As Earth orbits the Sun, the Solar System itself revolves around the center of the Milky Way, moving through a continuously changing Galactic environment. In addition to its mean orbital motion, the Solar System has a peculiar velocity relative to the surrounding gas and stars, causing it to traverse different regions of the interstellar medium (ISM) over time. The ISM spans a wide range of gas and dust densities, temperatures, and pressures, and is continuously shaped by processes such as supernova explosions, stellar winds and radiation, Galactic shear, and magnetic fields.
Encounters with dense gas structures, such as molecular clouds or supernova shock fronts, may have measurable consequences for the Solar System. For instance, an enhanced influx of interstellar dust into the Solar System and Earth’s atmosphere during such encounters could induce radionuclide anomalies in terrestrial archives. Similar signals may also be produced by nearby supernovae through an enhancement of the cosmic-ray flux. In addition, increased extraterrestrial dust may alter Earth’s radiative balance, and it remains a matter of debate whether this could result in detectable climatic responses. Under sufficiently high ambient gas densities, the heliosphere itself could be compressed, potentially exposing parts of the Solar System directly to the ISM.
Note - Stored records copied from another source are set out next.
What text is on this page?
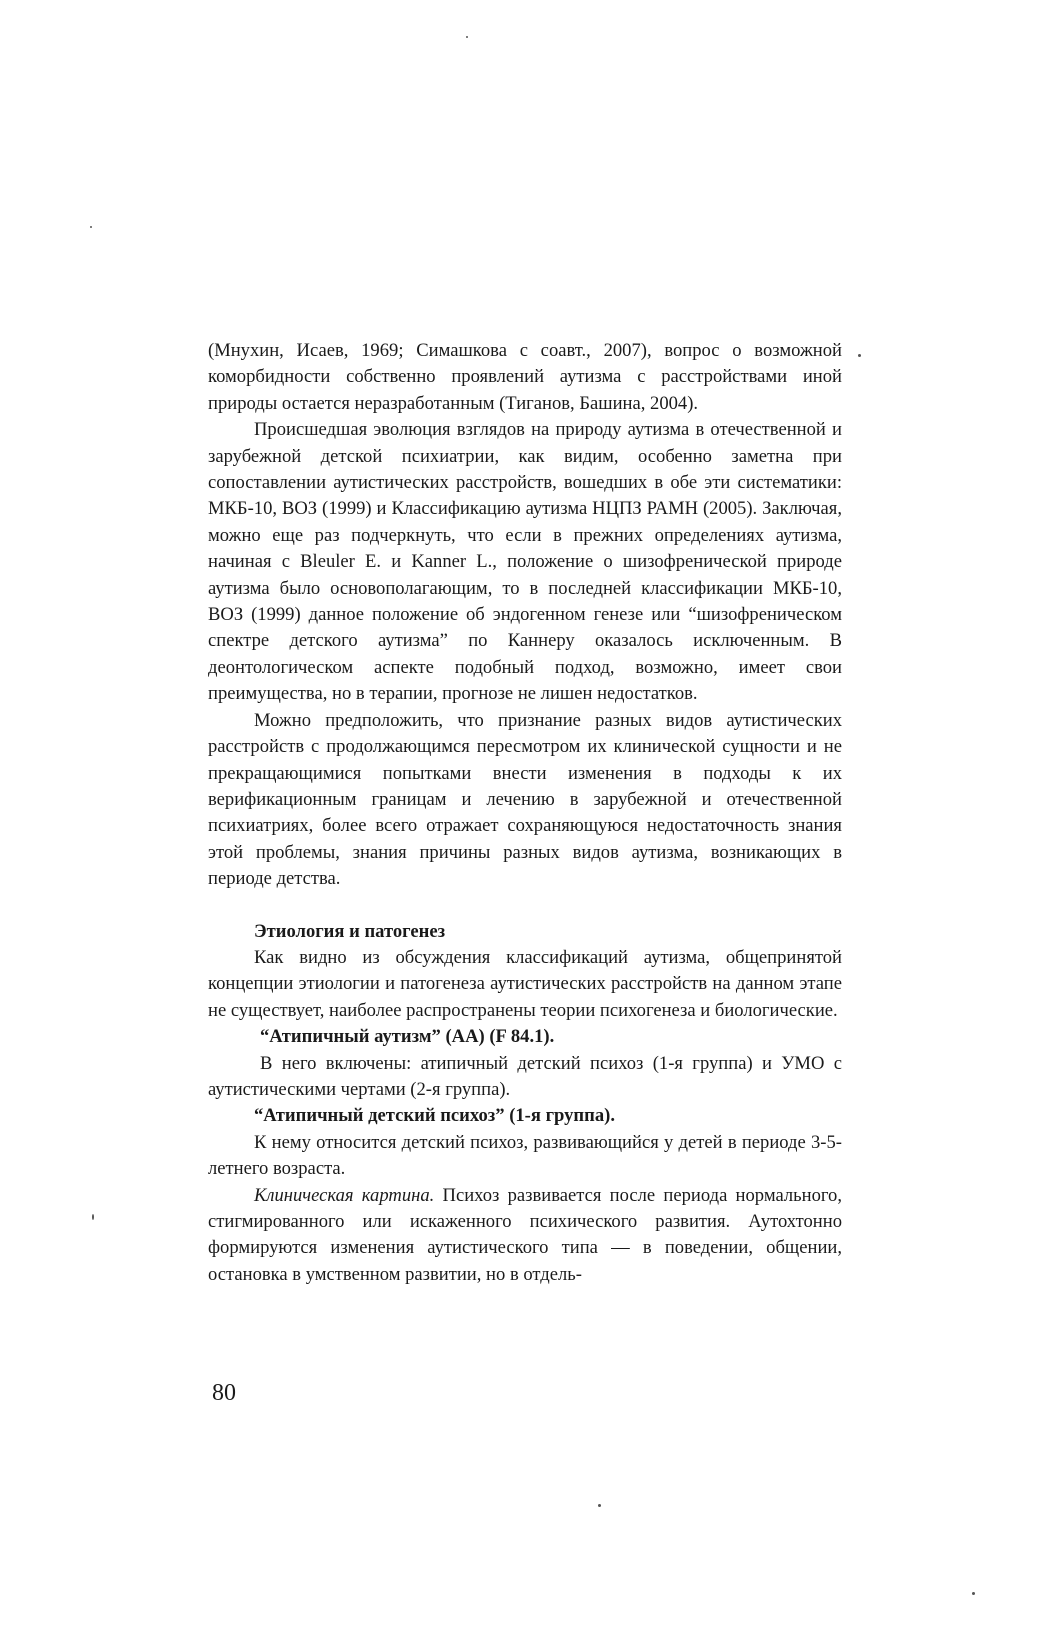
(Мнухин, Исаев, 1969; Симашкова с соавт., 2007), вопрос о возможной коморбидности собственно проявлений аутизма с расстройствами иной природы остается неразработанным (Тиганов, Башина, 2004).

Происшедшая эволюция взглядов на природу аутизма в отечественной и зарубежной детской психиатрии, как видим, особенно заметна при сопоставлении аутистических расстройств, вошедших в обе эти систематики: МКБ-10, ВОЗ (1999) и Классификацию аутизма НЦПЗ РАМН (2005). Заключая, можно еще раз подчеркнуть, что если в прежних определениях аутизма, начиная с Bleuler E. и Kanner L., положение о шизофренической природе аутизма было основополагающим, то в последней классификации МКБ-10, ВОЗ (1999) данное положение об эндогенном генезе или “шизофреническом спектре детского аутизма” по Каннеру оказалось исключенным. В деонтологическом аспекте подобный подход, возможно, имеет свои преимущества, но в терапии, прогнозе не лишен недостатков.

Можно предположить, что признание разных видов аутистических расстройств с продолжающимся пересмотром их клинической сущности и не прекращающимися попытками внести изменения в подходы к их верификационным границам и лечению в зарубежной и отечественной психиатриях, более всего отражает сохраняющуюся недостаточность знания этой проблемы, знания причины разных видов аутизма, возникающих в периоде детства.

Этиология и патогенез

Как видно из обсуждения классификаций аутизма, общепринятой концепции этиологии и патогенеза аутистических расстройств на данном этапе не существует, наиболее распространены теории психогенеза и биологические.

“Атипичный аутизм” (АА) (F 84.1).

В него включены: атипичный детский психоз (1-я группа) и УМО с аутистическими чертами (2-я группа).

“Атипичный детский психоз” (1-я группа).

К нему относится детский психоз, развивающийся у детей в периоде 3-5-летнего возраста.

Клиническая картина. Психоз развивается после периода нормального, стигмированного или искаженного психического развития. Аутохтонно формируются изменения аутистического типа — в поведении, общении, остановка в умственном развитии, но в отдель-

80
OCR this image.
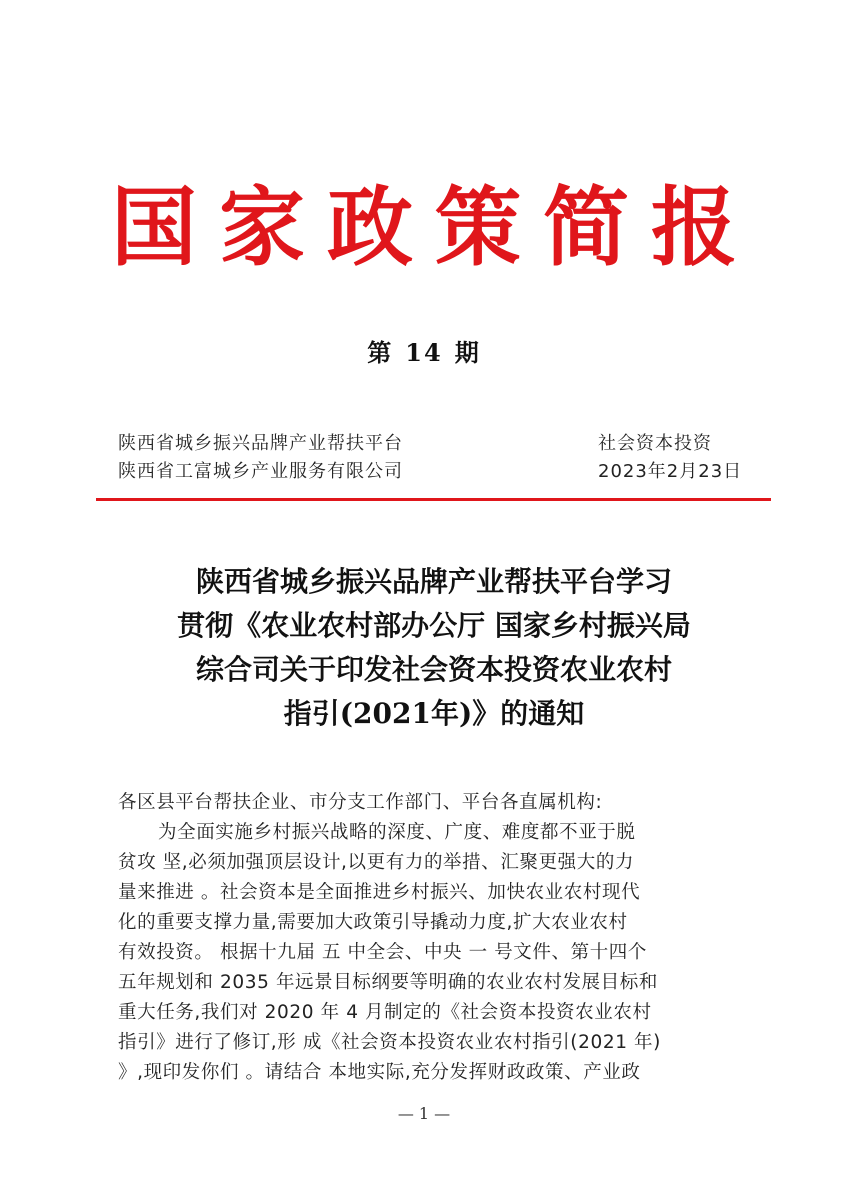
国家政策简报
第 14 期
陕西省城乡振兴品牌产业帮扶平台
陕西省工富城乡产业服务有限公司
社会资本投资
2023年2月23日
陕西省城乡振兴品牌产业帮扶平台学习
贯彻《农业农村部办公厅 国家乡村振兴局
综合司关于印发社会资本投资农业农村
指引(2021年)》的通知
各区县平台帮扶企业、市分支工作部门、平台各直属机构:
为全面实施乡村振兴战略的深度、广度、难度都不亚于脱
贫攻 坚,必须加强顶层设计,以更有力的举措、汇聚更强大的力
量来推进 。社会资本是全面推进乡村振兴、加快农业农村现代
化的重要支撑力量,需要加大政策引导撬动力度,扩大农业农村
有效投资。 根据十九届 五 中全会、中央 一 号文件、第十四个
五年规划和 2035 年远景目标纲要等明确的农业农村发展目标和
重大任务,我们对 2020 年 4 月制定的《社会资本投资农业农村
指引》进行了修订,形 成《社会资本投资农业农村指引(2021 年)
》,现印发你们 。请结合 本地实际,充分发挥财政政策、产业政
— 1 —
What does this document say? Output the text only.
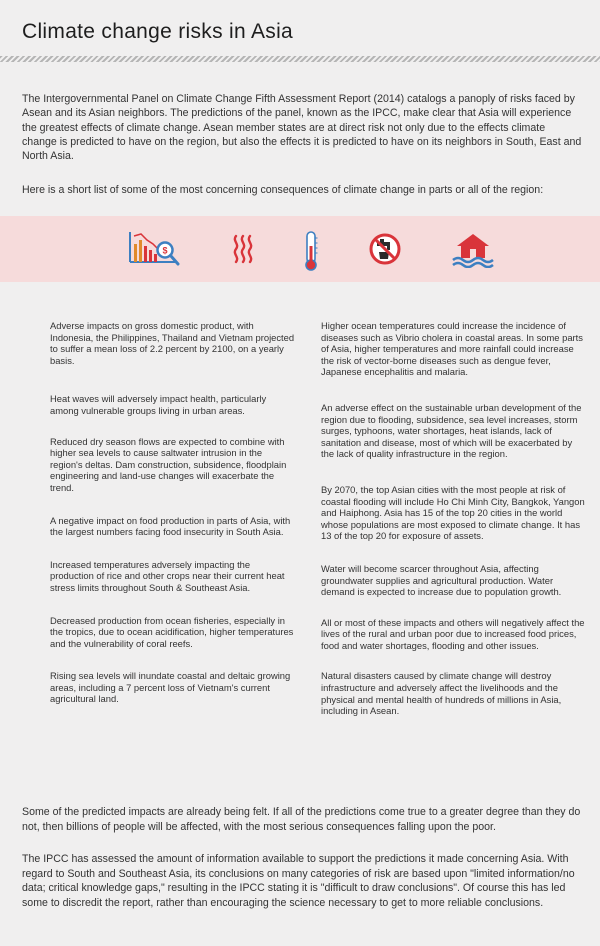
Climate change risks in Asia

The Intergovernmental Panel on Climate Change Fifth Assessment Report (2014) catalogs a panoply of risks faced by Asean and its Asian neighbors. The predictions of the panel, known as the IPCC, make clear that Asia will experience the greatest effects of climate change. Asean member states are at direct risk not only due to the effects climate change is predicted to have on the region, but also the effects it is predicted to have on its neighbors in South, East and North Asia.

Here is a short list of some of the most concerning consequences of climate change in parts or all of the region:

$

Adverse impacts on gross domestic product, with Indonesia, the Philippines, Thailand and Vietnam projected to suffer a mean loss of 2.2 percent by 2100, on a yearly basis.

Heat waves will adversely impact health, particularly among vulnerable groups living in urban areas.

Reduced dry season flows are expected to combine with higher sea levels to cause saltwater intrusion in the region's deltas. Dam construction, subsidence, floodplain engineering and land-use changes will exacerbate the trend.

A negative impact on food production in parts of Asia, with the largest numbers facing food insecurity in South Asia.

Increased temperatures adversely impacting the production of rice and other crops near their current heat stress limits throughout South & Southeast Asia.

Decreased production from ocean fisheries, especially in the tropics, due to ocean acidification, higher temperatures and the vulnerability of coral reefs.

Rising sea levels will inundate coastal and deltaic growing areas, including a 7 percent loss of Vietnam's current agricultural land.

Higher ocean temperatures could increase the incidence of diseases such as Vibrio cholera in coastal areas. In some parts of Asia, higher temperatures and more rainfall could increase the risk of vector-borne diseases such as dengue fever, Japanese encephalitis and malaria.

An adverse effect on the sustainable urban development of the region due to flooding, subsidence, sea level increases, storm surges, typhoons, water shortages, heat islands, lack of sanitation and disease, most of which will be exacerbated by the lack of quality infrastructure in the region.

By 2070, the top Asian cities with the most people at risk of coastal flooding will include Ho Chi Minh City, Bangkok, Yangon and Haiphong. Asia has 15 of the top 20 cities in the world whose populations are most exposed to climate change. It has 13 of the top 20 for exposure of assets.

Water will become scarcer throughout Asia, affecting groundwater supplies and agricultural production. Water demand is expected to increase due to population growth.

All or most of these impacts and others will negatively affect the lives of the rural and urban poor due to increased food prices, food and water shortages, flooding and other issues.

Natural disasters caused by climate change will destroy infrastructure and adversely affect the livelihoods and the physical and mental health of hundreds of millions in Asia, including in Asean.

Some of the predicted impacts are already being felt. If all of the predictions come true to a greater degree than they do not, then billions of people will be affected, with the most serious consequences falling upon the poor.

The IPCC has assessed the amount of information available to support the predictions it made concerning Asia. With regard to South and Southeast Asia, its conclusions on many categories of risk are based upon "limited information/no data; critical knowledge gaps," resulting in the IPCC stating it is "difficult to draw conclusions". Of course this has led some to discredit the report, rather than encouraging the science necessary to get to more reliable conclusions.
Recent advances in astronomy, geochemistry, and paleoclimatology underscore the timeliness of studying these processes. In astronomy, the European Space Agency’s Gaia mission has revolutionized our view of the local Galactic environment, enabling the identification of previously unknown large-scale gas structures and stellar associations or clusters, as well as their relation to the Solar System’s past trajectory. In geochemistry, improved analytical techniques and expanding datasets have revealed anomalies in radionuclide and interplanetary dust records, some already linked to astrophysical events and others still unexplained. In paleoclimatology, new high-resolution proxy records and Earth system model simulations of past climates are becoming available. Together, these developments open new opportunities to explore connections between Galactic, Solar, and Terrestrial environments.
This meeting aims to characterize the past and future Galactic environments encountered by the Solar System, investigate potential links between these environments and changes in the Earth system, constrain the conditions under which interstellar densities and close supernovae can produce radionuclide anomalies or enhanced extraterrestrial particle fluxes, and foster interdisciplinary collaboration across astronomy, geology, and paleoclimatology.